AIM To present initial single-centre experience with the Flow Re-Direction Endoluminal Device, FRED. MATERIALS AND METHODS This was a retrospective study. All patients treated with FRED from October 2015 to April 2017 were included in the study. Details of the aneurysms, complications as well as follow-up results were recorded. A PubMed search was performed using the keywords "Flow Re-Direction Endoluminal Device", "FRED", "flow diverter", "FD", "FD Stent", "flow re-direction" and "flow redirection" and the results were reviewed and compared to the present authors.
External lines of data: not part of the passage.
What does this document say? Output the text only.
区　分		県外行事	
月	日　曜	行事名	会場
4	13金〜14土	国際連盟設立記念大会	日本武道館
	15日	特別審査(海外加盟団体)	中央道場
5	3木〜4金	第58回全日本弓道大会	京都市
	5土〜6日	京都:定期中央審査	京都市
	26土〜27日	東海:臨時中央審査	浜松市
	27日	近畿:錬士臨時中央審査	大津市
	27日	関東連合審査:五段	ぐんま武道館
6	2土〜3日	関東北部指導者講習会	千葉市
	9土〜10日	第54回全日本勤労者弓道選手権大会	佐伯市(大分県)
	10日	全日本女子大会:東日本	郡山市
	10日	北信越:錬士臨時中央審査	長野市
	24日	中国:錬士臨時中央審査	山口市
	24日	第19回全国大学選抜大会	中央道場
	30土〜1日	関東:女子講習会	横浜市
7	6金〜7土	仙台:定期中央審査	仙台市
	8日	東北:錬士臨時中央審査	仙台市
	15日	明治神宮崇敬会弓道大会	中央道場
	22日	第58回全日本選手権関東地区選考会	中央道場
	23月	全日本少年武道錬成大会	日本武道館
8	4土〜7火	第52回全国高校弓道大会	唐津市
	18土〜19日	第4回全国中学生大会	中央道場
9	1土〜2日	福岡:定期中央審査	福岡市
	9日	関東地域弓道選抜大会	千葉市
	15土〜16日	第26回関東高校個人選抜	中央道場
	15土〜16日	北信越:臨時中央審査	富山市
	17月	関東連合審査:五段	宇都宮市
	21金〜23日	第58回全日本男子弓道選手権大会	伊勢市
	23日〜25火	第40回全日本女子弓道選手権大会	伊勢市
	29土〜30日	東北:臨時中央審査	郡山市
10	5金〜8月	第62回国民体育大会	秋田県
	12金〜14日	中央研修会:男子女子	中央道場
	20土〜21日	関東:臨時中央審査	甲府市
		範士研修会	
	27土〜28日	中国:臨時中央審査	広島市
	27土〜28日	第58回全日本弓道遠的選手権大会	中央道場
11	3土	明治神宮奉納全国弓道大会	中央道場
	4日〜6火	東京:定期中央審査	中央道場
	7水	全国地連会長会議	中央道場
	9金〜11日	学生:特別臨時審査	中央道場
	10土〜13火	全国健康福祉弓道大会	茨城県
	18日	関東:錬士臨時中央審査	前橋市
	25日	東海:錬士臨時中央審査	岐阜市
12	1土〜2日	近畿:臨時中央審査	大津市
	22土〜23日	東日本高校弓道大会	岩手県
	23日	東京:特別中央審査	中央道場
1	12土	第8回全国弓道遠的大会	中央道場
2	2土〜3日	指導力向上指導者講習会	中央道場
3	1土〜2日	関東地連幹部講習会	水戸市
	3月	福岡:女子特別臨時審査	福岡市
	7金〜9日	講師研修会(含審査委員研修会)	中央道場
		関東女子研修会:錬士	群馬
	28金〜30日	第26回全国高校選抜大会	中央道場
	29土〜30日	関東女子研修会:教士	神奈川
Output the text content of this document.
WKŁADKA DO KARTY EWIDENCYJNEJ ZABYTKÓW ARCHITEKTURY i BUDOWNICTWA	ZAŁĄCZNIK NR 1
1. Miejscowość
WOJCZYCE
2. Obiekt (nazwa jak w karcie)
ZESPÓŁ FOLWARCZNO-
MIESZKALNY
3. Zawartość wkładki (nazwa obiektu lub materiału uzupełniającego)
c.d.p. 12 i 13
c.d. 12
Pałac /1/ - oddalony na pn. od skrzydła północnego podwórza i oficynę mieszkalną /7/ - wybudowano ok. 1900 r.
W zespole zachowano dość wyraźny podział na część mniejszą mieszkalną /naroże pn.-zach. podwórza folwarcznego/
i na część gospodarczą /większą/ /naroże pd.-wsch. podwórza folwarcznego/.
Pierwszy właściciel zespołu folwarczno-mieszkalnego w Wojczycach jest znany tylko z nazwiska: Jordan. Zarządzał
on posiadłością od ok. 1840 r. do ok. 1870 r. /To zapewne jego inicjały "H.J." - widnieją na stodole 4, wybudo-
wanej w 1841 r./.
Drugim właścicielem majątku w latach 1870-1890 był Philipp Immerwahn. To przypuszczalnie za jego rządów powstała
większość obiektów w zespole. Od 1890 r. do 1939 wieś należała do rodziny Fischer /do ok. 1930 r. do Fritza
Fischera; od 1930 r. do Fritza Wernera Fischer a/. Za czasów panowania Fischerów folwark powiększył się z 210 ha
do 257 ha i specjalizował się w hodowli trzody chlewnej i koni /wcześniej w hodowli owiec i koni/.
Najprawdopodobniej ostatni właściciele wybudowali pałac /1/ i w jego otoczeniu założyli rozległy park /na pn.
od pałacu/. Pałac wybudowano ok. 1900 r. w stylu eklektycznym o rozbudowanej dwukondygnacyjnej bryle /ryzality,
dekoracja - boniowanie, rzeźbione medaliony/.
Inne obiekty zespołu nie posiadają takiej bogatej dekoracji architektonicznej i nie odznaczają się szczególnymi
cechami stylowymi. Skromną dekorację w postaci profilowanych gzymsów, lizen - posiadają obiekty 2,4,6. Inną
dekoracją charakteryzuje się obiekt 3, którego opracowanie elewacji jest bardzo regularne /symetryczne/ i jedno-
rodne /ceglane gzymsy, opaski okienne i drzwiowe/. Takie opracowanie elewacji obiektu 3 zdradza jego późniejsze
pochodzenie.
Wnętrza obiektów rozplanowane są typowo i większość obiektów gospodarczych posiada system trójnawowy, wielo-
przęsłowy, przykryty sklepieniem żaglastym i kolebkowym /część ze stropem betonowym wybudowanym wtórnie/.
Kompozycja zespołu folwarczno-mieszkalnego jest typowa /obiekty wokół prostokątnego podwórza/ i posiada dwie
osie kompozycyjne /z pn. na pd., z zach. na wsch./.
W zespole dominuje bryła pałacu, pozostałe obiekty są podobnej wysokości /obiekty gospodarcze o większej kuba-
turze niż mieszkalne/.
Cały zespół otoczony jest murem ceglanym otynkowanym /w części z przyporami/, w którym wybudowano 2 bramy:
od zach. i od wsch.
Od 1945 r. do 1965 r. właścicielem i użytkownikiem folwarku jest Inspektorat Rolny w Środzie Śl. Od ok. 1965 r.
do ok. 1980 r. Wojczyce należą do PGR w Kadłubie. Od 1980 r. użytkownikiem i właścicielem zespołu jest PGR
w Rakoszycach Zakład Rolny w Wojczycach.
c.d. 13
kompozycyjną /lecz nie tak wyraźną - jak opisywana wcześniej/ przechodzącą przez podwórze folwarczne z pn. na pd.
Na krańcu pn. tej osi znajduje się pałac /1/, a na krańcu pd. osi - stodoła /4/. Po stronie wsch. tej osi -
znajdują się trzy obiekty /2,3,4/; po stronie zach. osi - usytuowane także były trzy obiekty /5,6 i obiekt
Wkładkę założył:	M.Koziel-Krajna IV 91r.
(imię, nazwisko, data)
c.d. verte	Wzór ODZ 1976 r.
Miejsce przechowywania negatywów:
RESULTS A total of 21 patients with 25 aneurysms were analysed. No patient was lost to follow-up. At 6 months follow-up, 17 aneurysms (68%) were completely occluded, five had reduced flow, two had persistent flow and the remaining one showed increased flow. Two aneurysms from the reduced flow at 6 months had achieved complete occlusion at 1 year, raising the complete occlusion rate to 76%. Overall, 22/25 (88%) aneurysms were either occluded completely or had reduced flow at 1 year. The appearances of the other aneurysms were stable in subsequent follow-ups. Three complications were recorded (one haemorrhagic, two occlusive/thromboembolic). There was no mortality in the present study. The occlusion rate at University Hospital of Wales as well as the complication rate was comparable to other centres on published data. CONCLUSION FRED is a safe and effective flow diverter, which can be used to treat complex aneurysms that would have been of higher risk and for which for conventional coiling would be ineffective or unsuitable.